Quelques considérations supplémentaires sur la réforme des professions de la santé
- Är Personalvertriedung

- il y a 9 heures
- 2 min de lecture
Dans leur communiqué de presse du 26 mai 2026 relatif au projet de loi n° 8714 sur les responsabilités des professionnels infirmiers, l’OGBL et le LCGB soulèvent plusieurs critiques tout à fait justifiées. En particulier, la nécessité d’un cadre juridique clair, de responsabilités clairement définies et de formations continues de qualité mérite d’être soulignée.
Dans le même temps, le débat se concentre à nouveau sur la question de savoir si le rôle de l'infirmier est suffisamment élargi et renforcé. Cela risque toutefois de reléguer au second plan une question plus fondamentale.
Le véritable défi des prochaines années ne consiste pas simplement à adapter les compétences des différentes professions de santé. Il s'agit de développer davantage l'architecture professionnelle du système de santé luxembourgeois dans son ensemble.
Le Luxembourg est confronté à des défis qui dépassent largement la réforme d'une seule profession : évolution démographique, maladies chroniques, maintien d'une main-d'œuvre qualifiée, soins primaires, prévention, réadaptation et complexité croissante des systèmes de santé modernes. Ces évolutions exigent une vision à long terme de l'ensemble du système.
Dans ce contexte, il ne semble guère judicieux d'évaluer chaque réforme principalement sous l'angle de l'élargissement des compétences d'un groupe professionnel particulier. La question centrale devrait plutôt être de savoir quelles tâches devront être accomplies à l'avenir dans le système de soins et quel niveau de qualification est requis pour chacune d'entre elles.

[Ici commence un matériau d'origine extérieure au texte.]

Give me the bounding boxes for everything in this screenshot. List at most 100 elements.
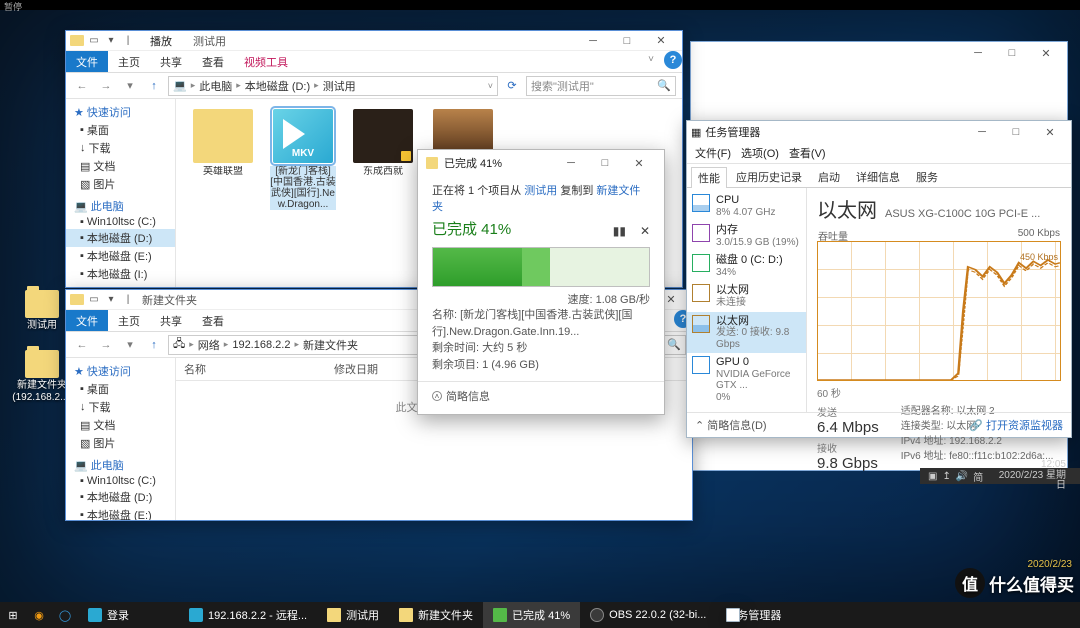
taskbar-app[interactable]: 登录 xyxy=(78,602,139,628)
ribbon-view[interactable]: 查看 xyxy=(192,310,234,331)
taskbar-app[interactable]: 已完成 41% xyxy=(483,602,580,628)
minimize-button[interactable]: ─ xyxy=(576,31,610,51)
close-button[interactable]: ✕ xyxy=(622,153,656,173)
contextual-tab[interactable]: 播放 xyxy=(138,32,184,50)
taskbar-app[interactable]: 任务管理器 xyxy=(716,602,791,628)
tray-icon[interactable]: ↥ xyxy=(942,471,950,482)
menu-options[interactable]: 选项(O) xyxy=(741,145,779,161)
up-button[interactable]: ↑ xyxy=(144,335,164,355)
dropdown-icon[interactable]: ▾ xyxy=(104,34,118,48)
nav-item[interactable]: ▧ 图片 xyxy=(66,434,175,452)
close-button[interactable]: ✕ xyxy=(644,31,678,51)
back-button[interactable]: ← xyxy=(72,76,92,96)
perf-memory[interactable]: 内存3.0/15.9 GB (19%) xyxy=(687,221,806,251)
tray-icon[interactable]: 🔊 xyxy=(956,471,968,482)
minimize-button[interactable]: ─ xyxy=(965,122,999,142)
tab-performance[interactable]: 性能 xyxy=(691,167,727,188)
cancel-button[interactable]: ✕ xyxy=(640,224,650,238)
ribbon-share[interactable]: 共享 xyxy=(150,51,192,72)
ribbon-video-tools[interactable]: 视频工具 xyxy=(234,51,298,72)
perf-ethernet[interactable]: 以太网未连接 xyxy=(687,281,806,311)
menu-file[interactable]: 文件(F) xyxy=(695,145,731,161)
file-item[interactable]: 东成西就 xyxy=(350,109,416,177)
nav-drive[interactable]: ▪ 本地磁盘 (I:) xyxy=(66,265,175,283)
up-button[interactable]: ↑ xyxy=(144,76,164,96)
tab-startup[interactable]: 启动 xyxy=(811,166,847,187)
desktop-icon-folder[interactable]: 测试用 xyxy=(12,290,72,332)
help-button[interactable]: ? xyxy=(664,51,682,69)
perf-cpu[interactable]: CPU8% 4.07 GHz xyxy=(687,191,806,221)
clock[interactable]: 12:052020/2/23 星期日 xyxy=(988,460,1072,492)
fewer-details-toggle[interactable]: ⌃ 简略信息(D) xyxy=(695,417,767,433)
tray-ime[interactable]: 简 xyxy=(973,469,983,484)
back-button[interactable]: ← xyxy=(72,335,92,355)
taskbar-app[interactable]: OBS 22.0.2 (32-bi... xyxy=(580,602,716,628)
minimize-button[interactable]: ─ xyxy=(554,153,588,173)
nav-item[interactable]: ↓ 下载 xyxy=(66,398,175,416)
perf-gpu[interactable]: GPU 0NVIDIA GeForce GTX ...0% xyxy=(687,353,806,406)
nav-item[interactable]: ▤ 文档 xyxy=(66,416,175,434)
folder-icon xyxy=(327,608,341,622)
nav-this-pc[interactable]: 💻 此电脑 xyxy=(66,197,175,215)
nav-this-pc[interactable]: 💻 此电脑 xyxy=(66,456,175,474)
maximize-button[interactable]: □ xyxy=(995,43,1029,63)
nav-drive[interactable]: ▪ 本地磁盘 (E:) xyxy=(66,506,175,520)
file-item[interactable]: MKV [新龙门客栈][中国香港.古装武侠][国行].New.Dragon... xyxy=(270,109,336,210)
taskbar-app[interactable]: 192.168.2.2 - 远程... xyxy=(179,602,317,628)
start-button[interactable]: ⊞ xyxy=(0,602,26,628)
ribbon-home[interactable]: 主页 xyxy=(108,51,150,72)
perf-disk[interactable]: 磁盘 0 (C: D:)34% xyxy=(687,251,806,281)
nav-quick-access[interactable]: ★ 快速访问 xyxy=(66,362,175,380)
props-icon[interactable]: ▭ xyxy=(87,293,101,307)
ribbon-share[interactable]: 共享 xyxy=(150,310,192,331)
minimize-button[interactable]: ─ xyxy=(961,43,995,63)
ribbon-home[interactable]: 主页 xyxy=(108,310,150,331)
fewer-details-toggle[interactable]: ˄简略信息 xyxy=(432,388,650,404)
close-button[interactable]: ✕ xyxy=(1033,122,1067,142)
tab-app-history[interactable]: 应用历史记录 xyxy=(729,166,809,187)
taskbar-app[interactable]: 测试用 xyxy=(317,602,389,628)
tab-details[interactable]: 详细信息 xyxy=(849,166,907,187)
maximize-button[interactable]: □ xyxy=(999,122,1033,142)
ribbon-file[interactable]: 文件 xyxy=(66,51,108,72)
maximize-button[interactable]: □ xyxy=(588,153,622,173)
nav-drive[interactable]: ▪ 本地磁盘 (D:) xyxy=(66,488,175,506)
desktop-icon-shortcut[interactable]: 新建文件夹 (192.168.2...) xyxy=(12,350,72,403)
nav-item[interactable]: ▪ 桌面 xyxy=(66,380,175,398)
recent-locations[interactable]: ▾ xyxy=(120,335,140,355)
taskbar-app[interactable]: 新建文件夹 xyxy=(389,602,483,628)
dropdown-icon[interactable]: ▾ xyxy=(104,293,118,307)
nav-drive[interactable]: ▪ 本地磁盘 (E:) xyxy=(66,247,175,265)
maximize-button[interactable]: □ xyxy=(610,31,644,51)
refresh-button[interactable]: ⟳ xyxy=(502,76,522,96)
taskbar-app[interactable]: ◯ xyxy=(52,602,78,628)
nav-drive[interactable]: ▪ Win10ltsc (C:) xyxy=(66,474,175,488)
recent-locations[interactable]: ▾ xyxy=(120,76,140,96)
ribbon-file[interactable]: 文件 xyxy=(66,310,108,331)
task-manager: ▦ 任务管理器 ─ □ ✕ 文件(F) 选项(O) 查看(V) 性能 应用历史记… xyxy=(686,120,1072,438)
ribbon-expand-icon[interactable]: ˅ xyxy=(642,51,660,72)
file-item[interactable]: 英雄联盟 xyxy=(190,109,256,177)
taskbar-app[interactable]: ◉ xyxy=(26,602,52,628)
pause-button[interactable]: ▮▮ xyxy=(613,224,626,238)
tab-services[interactable]: 服务 xyxy=(909,166,945,187)
perf-ethernet[interactable]: 以太网发送: 0 接收: 9.8 Gbps xyxy=(687,312,806,354)
close-button[interactable]: ✕ xyxy=(1029,43,1063,63)
nav-item[interactable]: ▪ 桌面 xyxy=(66,121,175,139)
chevron-down-icon[interactable]: ˅ xyxy=(488,81,493,91)
nav-drive[interactable]: ▪ Win10ltsc (C:) xyxy=(66,215,175,229)
copy-details: 名称: [新龙门客栈][中国香港.古装武侠][国行].New.Dragon.Ga… xyxy=(432,307,650,373)
breadcrumb[interactable]: 💻 ▸此电脑 ▸本地磁盘 (D:) ▸测试用 ˅ xyxy=(168,76,498,96)
folder-icon xyxy=(25,350,59,378)
props-icon[interactable]: ▭ xyxy=(87,34,101,48)
menu-view[interactable]: 查看(V) xyxy=(789,145,826,161)
nav-item[interactable]: ▤ 文档 xyxy=(66,157,175,175)
ribbon-view[interactable]: 查看 xyxy=(192,51,234,72)
open-resmon-link[interactable]: 🔗 打开资源监视器 xyxy=(969,417,1063,433)
nav-item[interactable]: ↓ 下载 xyxy=(66,139,175,157)
nav-quick-access[interactable]: ★ 快速访问 xyxy=(66,103,175,121)
search-input[interactable]: 搜索"测试用"🔍 xyxy=(526,76,676,96)
tray-icon[interactable]: ▣ xyxy=(928,471,937,482)
nav-item[interactable]: ▧ 图片 xyxy=(66,175,175,193)
nav-drive[interactable]: ▪ 本地磁盘 (D:) xyxy=(66,229,175,247)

C’est précisément là que la discussion sur un éventuel niveau de qualification intermédiaire prend toute son importance.
Il existe déjà un écart professionnel et de formation entre l'aide-soignant et l'infirmier. De nombreuses tâches au sein des systèmes de santé modernes se situent entre ces deux niveaux de qualification. Elles vont au-delà des services de soutien traditionnels, mais n'exigent pas nécessairement la formation et les responsabilités complètes d'un infirmier titulaire d'une licence.
L’examen de technicien de santé ne doit donc pas être considéré comme une concurrence pour le titre d’infirmier. Il ne s’agit pas non plus d’une simple évolution du rôle d’aide-soignant. La question est plutôt de savoir si le Luxembourg pourrait tirer profit, à long terme, d’un niveau de qualification intermédiaire indépendant, définissant clairement les missions, offrant des perspectives d’évolution et contribuant à un meilleur équilibre des compétences.
Une telle discussion ne devrait être menée ni selon des critères idéologiques ni selon des clivages professionnels. Le facteur déterminant devrait plutôt être la contribution que les différents niveaux de qualification peuvent apporter à la prise en charge de la population.
Le développement continu de l'infirmier demeure un élément important et nécessaire. Cependant, il ne suffira pas à lui seul à résoudre les problèmes structurels du système de santé luxembourgeois.
Ce qui semble nécessaire, c'est une perspective holistique qui prenne en compte ensemble les aides-soignants, les infirmiers, les techniciens, les profils infirmiers spécialisés, les praticiens avancés, les thérapeutes et les autres professions de la santé.
L’avenir des professions de la santé ne dépendra finalement pas de la profession qui bénéficiera de compétences supplémentaires ni du groupe professionnel qui l’emportera politiquement.
La question cruciale est plutôt de savoir s'il sera possible de créer une architecture professionnelle cohérente qui combine de manière pertinente les soins, la formation, la responsabilité et le développement professionnel.
Ce qui compte, ce n'est pas quelle profession l'emporte, mais comment le système – et finalement la société – l'emporte.